Вскоре деду Черному такое разрешение действительно дали. То ли подействовало материно письмо, то ли его многочисленные походы к местному начальству. Правда, работать он стал не в депо, как прежде, а сторожем в железнодорожном пионерском лагере, который находился в лесу, неподалеку от Щорса. Но дед и этому был несказанно рад. Иначе ведь ему надо было бы идти в колхоз, а там в те годы пенсии еще не давали. Он повеселел и, приходя к нам, теперь уже не заводил никакого разговора об иконах. Лишь однажды, когда матери не было дома, он снял шапку, перекрестился на бабкину икону на кухне:
— Вот при детях божусь, греха на мне против вас нет.
— Ну нет, значит, нет, — вздохнула бабка Марья и не стала ничего расспрашивать у него о нашем отце.
Ни разу не спросил об отце у деда Черного и я, хотя мне после приходилось с ним подолгу и обстоятельно беседовать. Через несколько лет мы начнем строить новый дом, и дед Черный, помогая нам, научит меня конопатить мох, обивать дранкой стены и потолок, ошкуривать стругом латы. Научит он меня и многим другим строительным премудростям, но разговора об отце у нас так и не случится: я не спрошу, он — не скажет…
Умер дед Черный в начале шестидесятых годов во время моей службы в армии. По рассказам матери, умер он быстро, в одночасье, долго не болея и не мучаясь. Бабка Анюта пережила его лет на пятнадцать. Не по годам крепкая, работящая, она за рюмку водки, к которой не на шутку пристрастилась на старости лет, ходила по чужим работам: кому побелить в доме, кому вскопать грядки, кому сжать на огороде рожь. Подолгу она жила у нас, помогая матери и бабке Марье нянчить Тасиного сына Сережу. Умерла Анюта где-то на стороне, кажется, в Киеве, у племянницы, которой отписала свой деревенский обветшалый дом. После ее смерти теперь в Малом Щимле вряд ли кто скажет, где могила деда Черного. Заросла она, наверное, полынью и пыреем, и на радоницу никто ее не убирает, не посыпает белым песком, не ставит поминальную свечку. А ведь дед Черный, по рассказам матери, надеялся именно на это. Перед смертью он вдруг зачастил в единственную оставшуюся в округе Носовскую церковь, стал там своим человеком среди священников и прихожан, заботился о ремонте ограды и крыши, входил даже в церковный совет — двадцатку.
Разбираем мы елку в середине января. Занятие это чуть-чуточку грустное, как грустно всякое расставание с праздником, с весельем.

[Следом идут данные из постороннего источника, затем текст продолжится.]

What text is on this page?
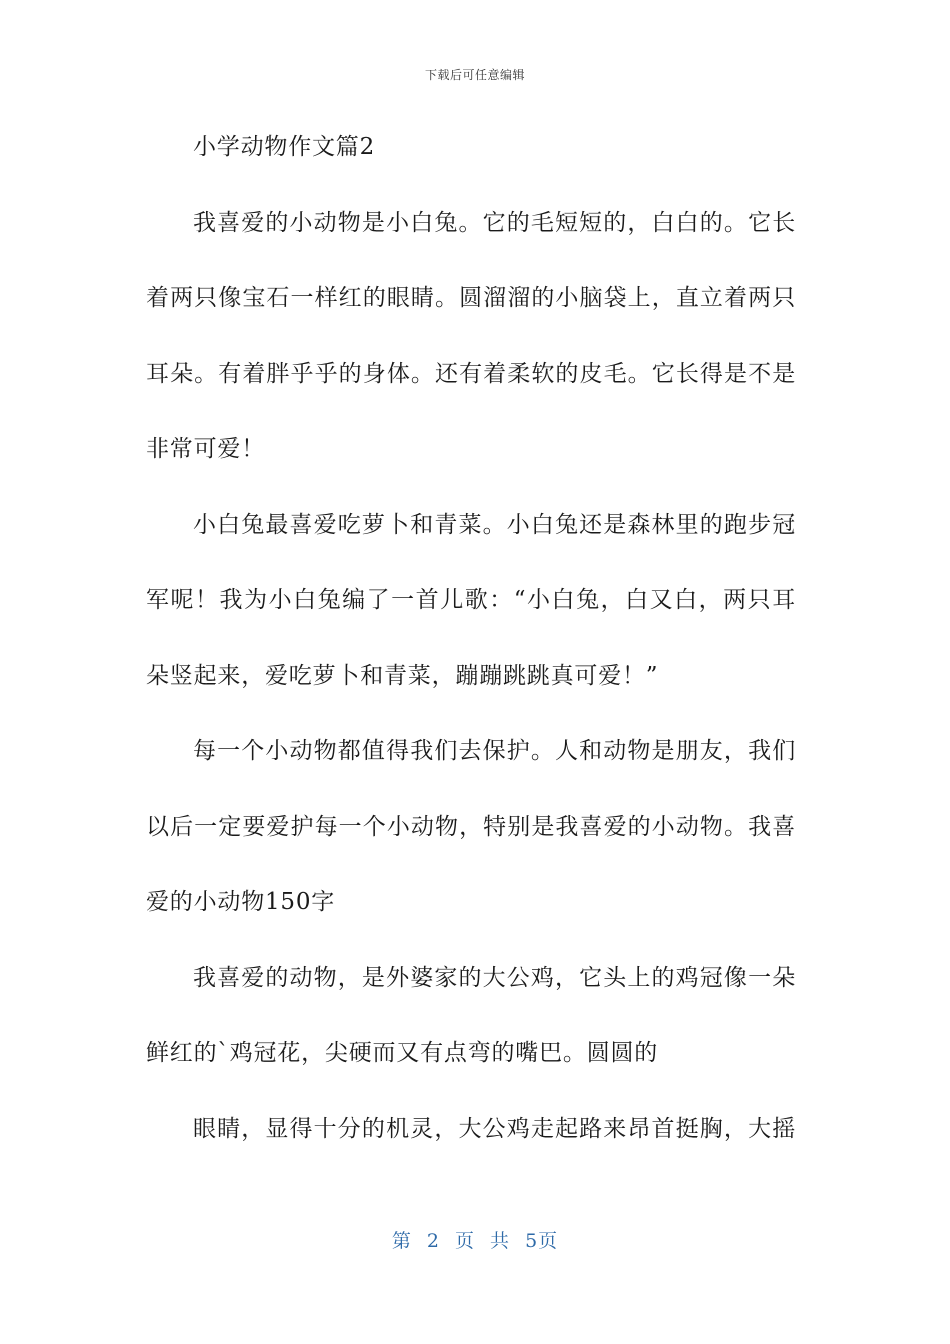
下载后可任意编辑
小学动物作文篇2
我喜爱的小动物是小白兔。它的毛短短的，白白的。它长
着两只像宝石一样红的眼睛。圆溜溜的小脑袋上，直立着两只
耳朵。有着胖乎乎的身体。还有着柔软的皮毛。它长得是不是
非常可爱！
小白兔最喜爱吃萝卜和青菜。小白兔还是森林里的跑步冠
军呢！我为小白兔编了一首儿歌：“小白兔，白又白，两只耳
朵竖起来，爱吃萝卜和青菜，蹦蹦跳跳真可爱！”
每一个小动物都值得我们去保护。人和动物是朋友，我们
以后一定要爱护每一个小动物，特别是我喜爱的小动物。我喜
爱的小动物150字
我喜爱的动物，是外婆家的大公鸡，它头上的鸡冠像一朵
鲜红的`鸡冠花，尖硬而又有点弯的嘴巴。圆圆的
眼睛，显得十分的机灵，大公鸡走起路来昂首挺胸，大摇
第 2 页 共 5页
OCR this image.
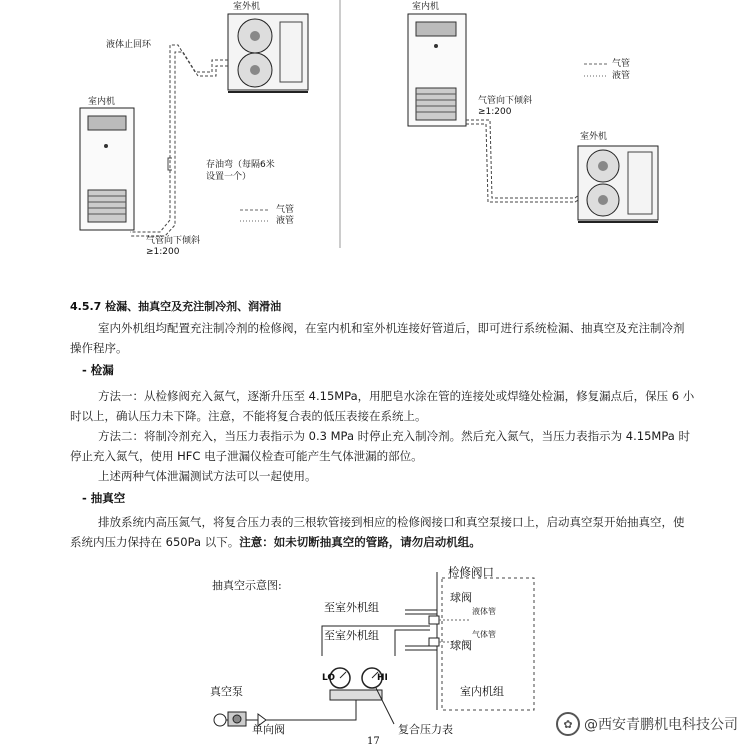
室外机
液体止回环
室内机
存油弯（每隔6米
设置一个）
气管
液管
气管向下倾斜
≥1:200
室内机
气管
液管
气管向下倾斜
≥1:200
室外机
4.5.7 检漏、抽真空及充注制冷剂、润滑油
室内外机组均配置充注制冷剂的检修阀，在室内机和室外机连接好管道后，即可进行系统检漏、抽真空及充注制冷剂操作程序。
- 检漏
方法一：从检修阀充入氮气，逐渐升压至 4.15MPa，用肥皂水涂在管的连接处或焊缝处检漏，修复漏点后，保压 6 小时以上，确认压力未下降。注意，不能将复合表的低压表接在系统上。
方法二：将制冷剂充入，当压力表指示为 0.3 MPa 时停止充入制冷剂。然后充入氮气，当压力表指示为 4.15MPa 时停止充入氮气，使用 HFC 电子泄漏仪检查可能产生气体泄漏的部位。
上述两种气体泄漏测试方法可以一起使用。
- 抽真空
排放系统内高压氮气，将复合压力表的三根软管接到相应的检修阀接口和真空泵接口上，启动真空泵开始抽真空，使系统内压力保持在 650Pa 以下。注意：如未切断抽真空的管路，请勿启动机组。
抽真空示意图:
检修阀口
至室外机组
球阀
液体管
至室外机组	气体管
球阀
LO	HI
真空泵	室内机组
单向阀	复合压力表
17
✿ @西安青鹏机电科技公司
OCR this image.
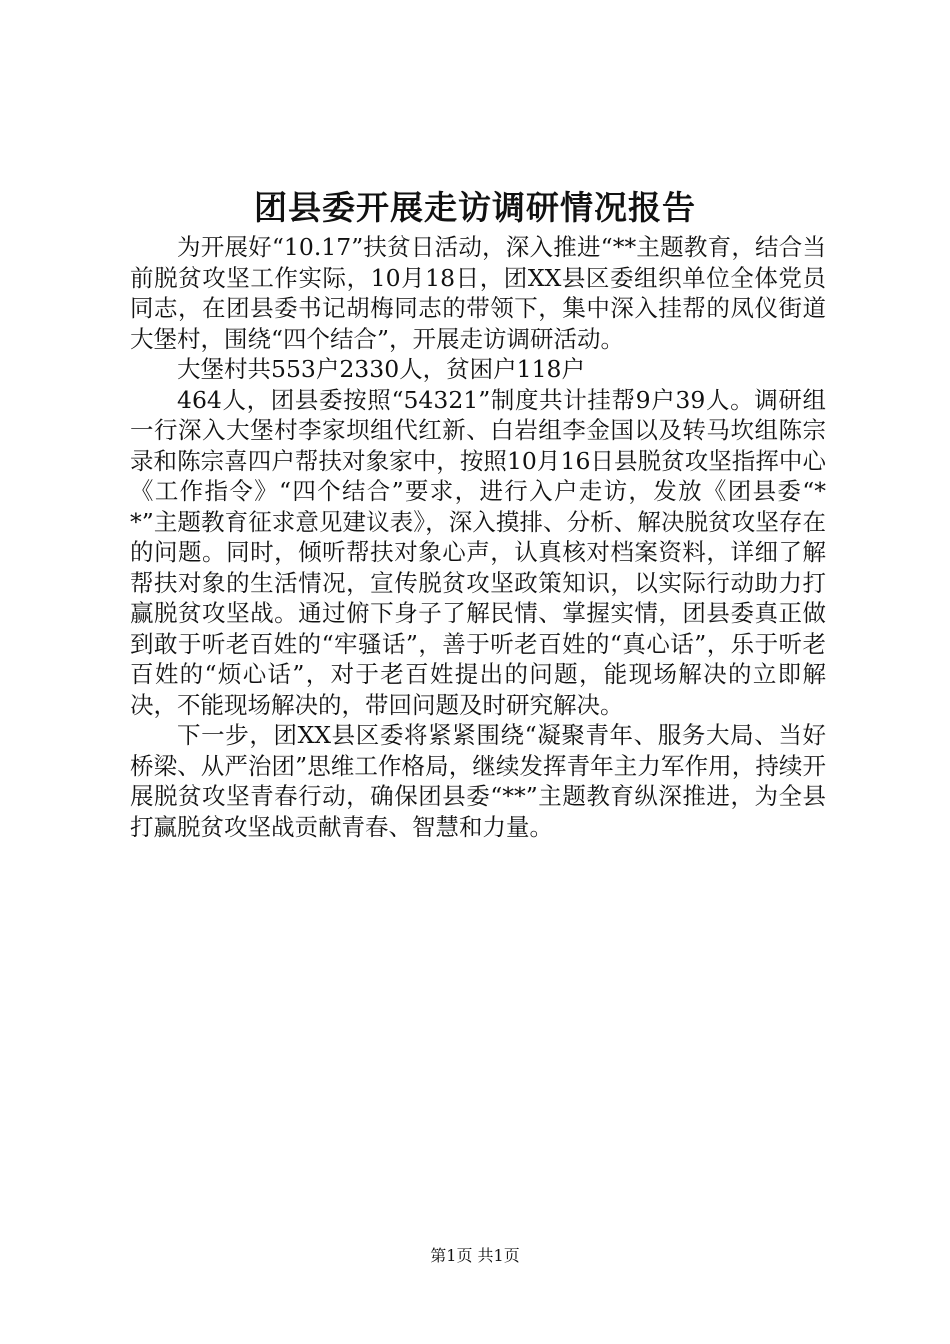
团县委开展走访调研情况报告

为开展好“10.17”扶贫日活动，深入推进“**主题教育，结合当前脱贫攻坚工作实际，10月18日，团XX县区委组织单位全体党员同志，在团县委书记胡梅同志的带领下，集中深入挂帮的凤仪街道大堡村，围绕“四个结合”，开展走访调研活动。

大堡村共553户2330人，贫困户118户

464人，团县委按照“54321”制度共计挂帮9户39人。调研组一行深入大堡村李家坝组代红新、白岩组李金国以及转马坎组陈宗录和陈宗喜四户帮扶对象家中，按照10月16日县脱贫攻坚指挥中心《工作指令》“四个结合”要求，进行入户走访，发放《团县委“**”主题教育征求意见建议表》，深入摸排、分析、解决脱贫攻坚存在的问题。同时，倾听帮扶对象心声，认真核对档案资料，详细了解帮扶对象的生活情况，宣传脱贫攻坚政策知识，以实际行动助力打赢脱贫攻坚战。通过俯下身子了解民情、掌握实情，团县委真正做到敢于听老百姓的“牢骚话”，善于听老百姓的“真心话”，乐于听老百姓的“烦心话”，对于老百姓提出的问题，能现场解决的立即解决，不能现场解决的，带回问题及时研究解决。

下一步，团XX县区委将紧紧围绕“凝聚青年、服务大局、当好桥梁、从严治团”思维工作格局，继续发挥青年主力军作用，持续开展脱贫攻坚青春行动，确保团县委“**”主题教育纵深推进，为全县打赢脱贫攻坚战贡献青春、智慧和力量。

第1页 共1页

Но ведь рядом с нами мать, а с нею любая, даже самая тяжелая и скучная работа становится радостней. Не любит мать поддаваться унынию. Делает все легко, с улыбкою. И нас тому учит. Вот и сейчас, обнаружив на елке возле звездочки не замеченный ни мной ни Тасей пряник, она отрезает его и передает нам с озорными, веселыми словами: «Это вам от зайца». И хотя мы уже большие и знаем, что все это просто смешная детская выдумка, а все равно верим матери и ничего для нас, кажется, нет вкуснее, чем этот последний, уже изрядно подсохший елочный пряник…
ВЕСЕННИЕ РАЗЛИВЫ
Третья четверть в школе от зимних до весенних каникул самая длинная — почти три месяца. За это время мы переживем и тридцатиградусные крещенские морозы, и февральские еще обманчивые оттепели, и последние мартовские вьюги. Бабка Марья, будто не веря, что весна уже не за горами, в середине марта поплотнее кутается в кожух и сокрушается:
— Придет марец — замерзнет и старец.
Но именно нищие (а их зовут у нас старцами) первыми и почувствуют приближение весны. Старая Аксинья, зайдя однажды к нам в дом, обрадованно сообщит бабке Марье:
— Жаворонка в поле видела. Весна скоро!
— Дай-то бог, — вроде бы согласится с ней, но все еще с недоверием бабка Марья.
Аксинья приспустит платок на плечи, посидит молча на лавке, подставляя лицо пробивающемуся сквозь оттаявшее окошко солнышку, а потом вдруг глубоко и тяжко вздохнет:
— Господи, даже не верится, что уже седьмая весна после войны…
— Годы идут, — тоже вздохнет и надолго замолчит бабка Марья.
А мы уже целыми днями на улице. Снег раньше всего стаивает на пастольнике, возле речки, или за церковной оградою, на цвинторе. Мы пробираемся туда и затеваем нашу любимую игру — лапту.